Max Number of K-Sum Pairs

Max Number of K-Sum Pairs

What is this problem about?

The Max Number of K-Sum Pairs problem provides an integer array nums and an integer k. In a single operation, you can pick two numbers from the array that add up to exactly k and remove them from the array. Your goal is to return the maximum number of operations (pairs) you can perform on the array.

Why is this asked in interviews?

This is a popular variation of the classic "Two Sum" problem. Interviewers ask it because it tests a candidate's ability to count and consume paired data. Unlike "Two Sum" which just asks if a pair exists, this problem requires managing the "exhaustion" of elements, evaluating your skills with Hash Maps (frequency tracking) or Sorting with Two Pointers.

Algorithmic pattern used

There are two highly optimal patterns:

1. Hash Map (Frequency Counting): Iterate through the array.
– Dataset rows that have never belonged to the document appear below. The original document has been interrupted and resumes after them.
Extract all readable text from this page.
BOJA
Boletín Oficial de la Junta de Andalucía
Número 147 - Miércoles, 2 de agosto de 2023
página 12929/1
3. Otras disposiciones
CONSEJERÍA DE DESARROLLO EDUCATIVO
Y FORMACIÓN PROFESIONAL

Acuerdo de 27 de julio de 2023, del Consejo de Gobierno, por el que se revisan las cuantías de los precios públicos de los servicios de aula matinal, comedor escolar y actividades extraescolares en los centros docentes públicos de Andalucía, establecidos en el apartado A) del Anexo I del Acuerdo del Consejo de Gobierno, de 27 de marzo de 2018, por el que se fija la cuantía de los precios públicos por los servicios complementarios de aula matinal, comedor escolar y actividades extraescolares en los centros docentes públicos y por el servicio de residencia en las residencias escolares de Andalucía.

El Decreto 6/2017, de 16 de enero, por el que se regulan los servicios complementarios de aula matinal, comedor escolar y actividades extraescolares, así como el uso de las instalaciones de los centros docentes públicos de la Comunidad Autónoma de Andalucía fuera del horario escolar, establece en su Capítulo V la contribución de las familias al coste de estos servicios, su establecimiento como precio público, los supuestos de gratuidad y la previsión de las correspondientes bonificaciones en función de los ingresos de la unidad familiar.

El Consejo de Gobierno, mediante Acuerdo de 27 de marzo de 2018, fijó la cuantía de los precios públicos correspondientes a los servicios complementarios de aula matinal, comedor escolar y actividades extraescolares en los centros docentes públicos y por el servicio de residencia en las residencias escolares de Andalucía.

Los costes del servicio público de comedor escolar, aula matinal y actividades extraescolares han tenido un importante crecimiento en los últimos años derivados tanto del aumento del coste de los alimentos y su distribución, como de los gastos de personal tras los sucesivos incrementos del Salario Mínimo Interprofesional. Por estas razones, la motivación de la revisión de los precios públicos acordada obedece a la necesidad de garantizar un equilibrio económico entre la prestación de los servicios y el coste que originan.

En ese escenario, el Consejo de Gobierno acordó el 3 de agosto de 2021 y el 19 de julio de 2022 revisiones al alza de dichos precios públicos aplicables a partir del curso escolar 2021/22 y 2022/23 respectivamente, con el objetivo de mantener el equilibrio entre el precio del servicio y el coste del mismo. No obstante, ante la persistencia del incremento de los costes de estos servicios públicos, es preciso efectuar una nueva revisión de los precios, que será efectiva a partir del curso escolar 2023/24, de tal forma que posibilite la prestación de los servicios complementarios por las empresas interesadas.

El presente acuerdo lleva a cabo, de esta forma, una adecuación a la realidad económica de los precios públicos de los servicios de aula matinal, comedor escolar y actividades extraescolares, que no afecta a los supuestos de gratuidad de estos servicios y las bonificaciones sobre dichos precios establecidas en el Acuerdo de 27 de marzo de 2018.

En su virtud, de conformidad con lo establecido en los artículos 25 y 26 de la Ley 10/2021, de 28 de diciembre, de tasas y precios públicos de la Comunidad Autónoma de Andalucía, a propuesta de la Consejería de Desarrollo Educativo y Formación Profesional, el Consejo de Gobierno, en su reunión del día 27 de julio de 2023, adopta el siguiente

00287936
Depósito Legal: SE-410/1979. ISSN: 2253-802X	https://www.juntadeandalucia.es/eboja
For each number, calculate its complement = k - num. Check the map to see if the complement is available ($> 0$). If it is, you've found a pair! Increment your operation count and decrement the complement's count in the map. If it's not, add the current number to the map. (Time: $O(N)$, Space: $O(N)$).
2. Sorting + Two Pointers: Sort the array. Place left pointer at start and right at end. If sum == k, you have a pair (increment count, move both pointers). If sum < k, move left up. If sum > k, move right down. (Time: $O(N \log N)$, Space: $O(1)$).

Example explanation

Let's use the Hash Map approach on nums = [3, 1, 3, 4, 3], k = 6. Initialize Map: {}. Count = 0.
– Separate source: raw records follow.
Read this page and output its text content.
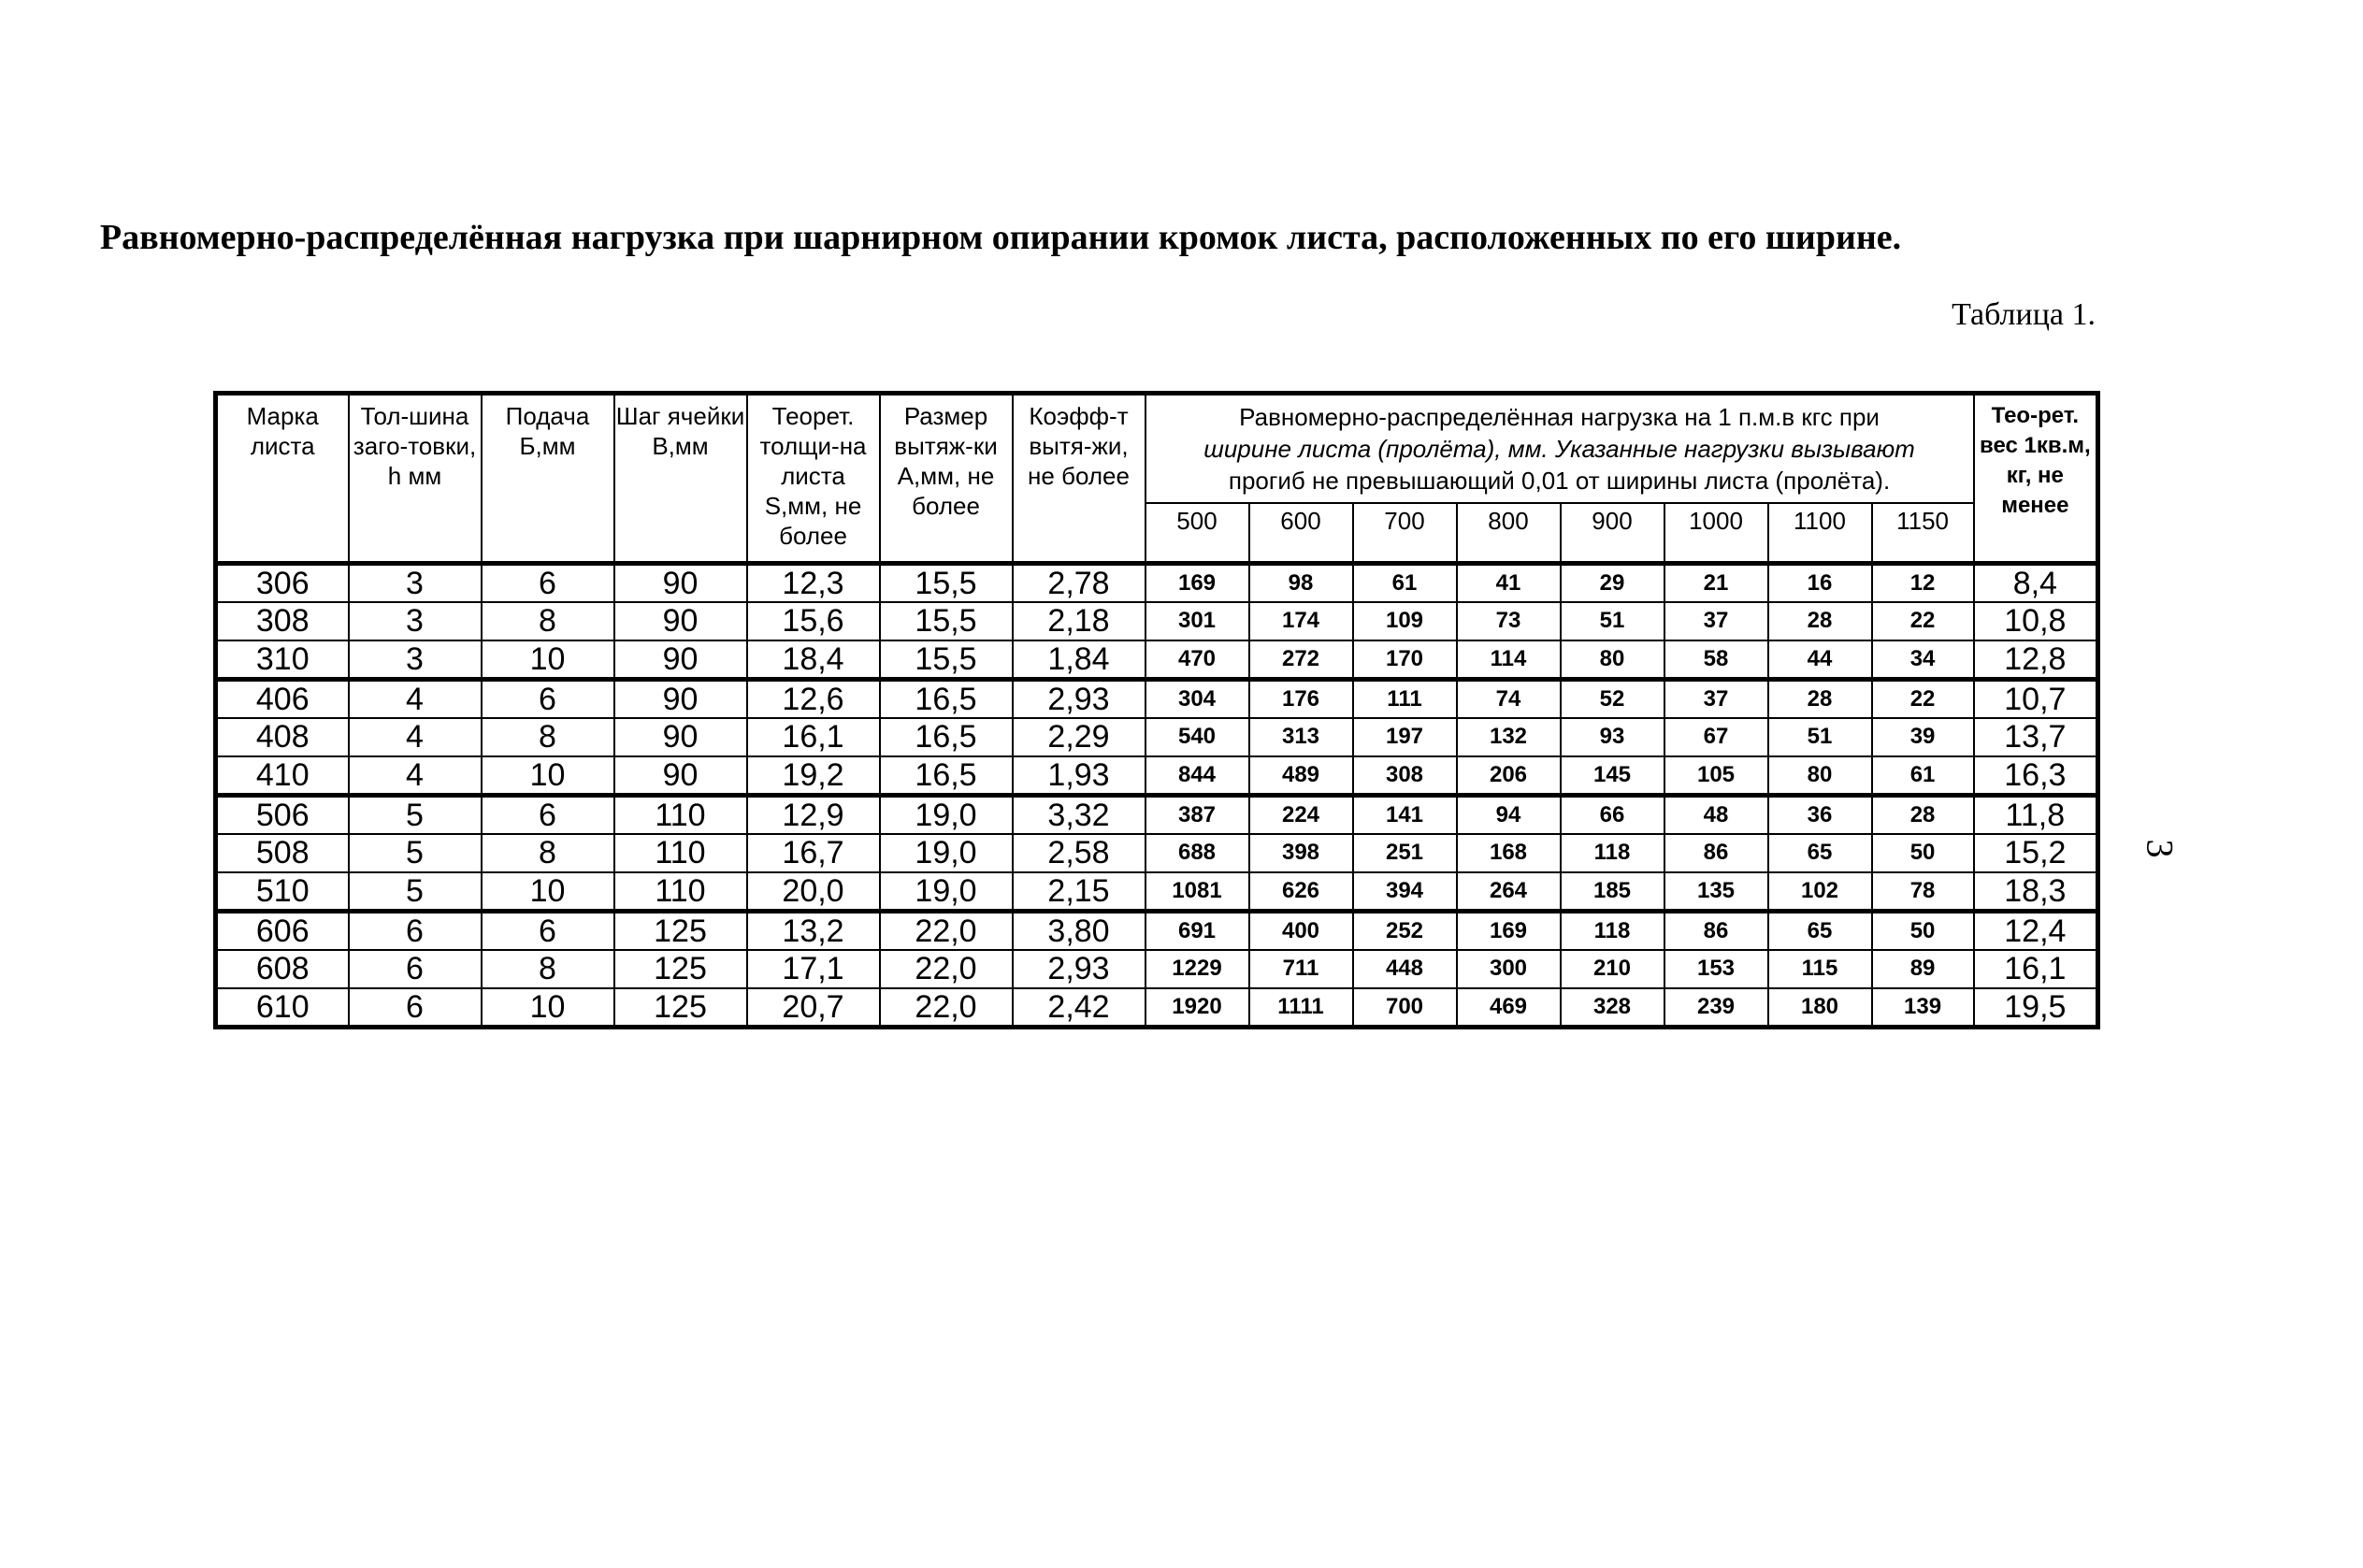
Равномерно-распределённая нагрузка при шарнирном опирании кромок листа, расположенных по его ширине.
Таблица 1.
3
Марка листа	Тол-шина заго-товки, h мм	Подача Б,мм	Шаг ячейки В,мм	Теорет. толщи-на листа S,мм, не более	Размер вытяж-ки А,мм, не более	Коэфф-т вытя-жи, не более	Равномерно-распределённая нагрузка на 1 п.м.в кгс при
ширине листа (пролёта), мм. Указанные нагрузки вызывают
прогиб не превышающий 0,01 от ширины листа (пролёта).								Тео-рет. вес 1кв.м, кг, не менее
							500	600	700	800	900	1000	1100	1150	
306	3	6	90	12,3	15,5	2,78	169	98	61	41	29	21	16	12	8,4
308	3	8	90	15,6	15,5	2,18	301	174	109	73	51	37	28	22	10,8
310	3	10	90	18,4	15,5	1,84	470	272	170	114	80	58	44	34	12,8
406	4	6	90	12,6	16,5	2,93	304	176	111	74	52	37	28	22	10,7
408	4	8	90	16,1	16,5	2,29	540	313	197	132	93	67	51	39	13,7
410	4	10	90	19,2	16,5	1,93	844	489	308	206	145	105	80	61	16,3
506	5	6	110	12,9	19,0	3,32	387	224	141	94	66	48	36	28	11,8
508	5	8	110	16,7	19,0	2,58	688	398	251	168	118	86	65	50	15,2
510	5	10	110	20,0	19,0	2,15	1081	626	394	264	185	135	102	78	18,3
606	6	6	125	13,2	22,0	3,80	691	400	252	169	118	86	65	50	12,4
608	6	8	125	17,1	22,0	2,93	1229	711	448	300	210	153	115	89	16,1
610	6	10	125	20,7	22,0	2,42	1920	1111	700	469	328	239	180	139	19,5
• num = 3: Complement 6 - 3 = 3. Map has no 3. Add to map. Map: {3: 1}.
• num = 1: Complement 5. Not in map. Map: {3: 1, 1: 1}.
• num = 3: Complement 3. It IS in the map (count is 1)! We pair them up.
  • Count becomes 1.
  • Decrement 3 in map. Map: {3: 0, 1: 1}.
• num = 4: Complement 2. Not in map. Map: {..., 4: 1}.
• num = 3: Complement 3. Map has 3, but count is 0. Cannot pair. Add to map. Map {..., 3: 1}. Total operations = 1.

Common mistakes candidates make

A very common mistake when using a Hash Map is adding all elements to the map first, and then looping through again to find pairs. This often leads to double-counting a number pairing with itself (e.g., if $k=6$ and the array has a single 3, the algorithm might pair it with itself if you aren't strictly managing frequencies). The single-pass approach (check first, then add) elegantly prevents self-pairing bugs.

Interview preparation tip

For the Max Number of K-Sum Pairs interview question, ask the interviewer if the array is already sorted or if memory is constrained. If space is $O(1)$, instantly write the Two Pointers solution. If time is paramount and extra space is allowed, write the single-pass Hash Map solution. Being able to effortlessly switch between these two "Two Sum" architectures guarantees a strong technical rating.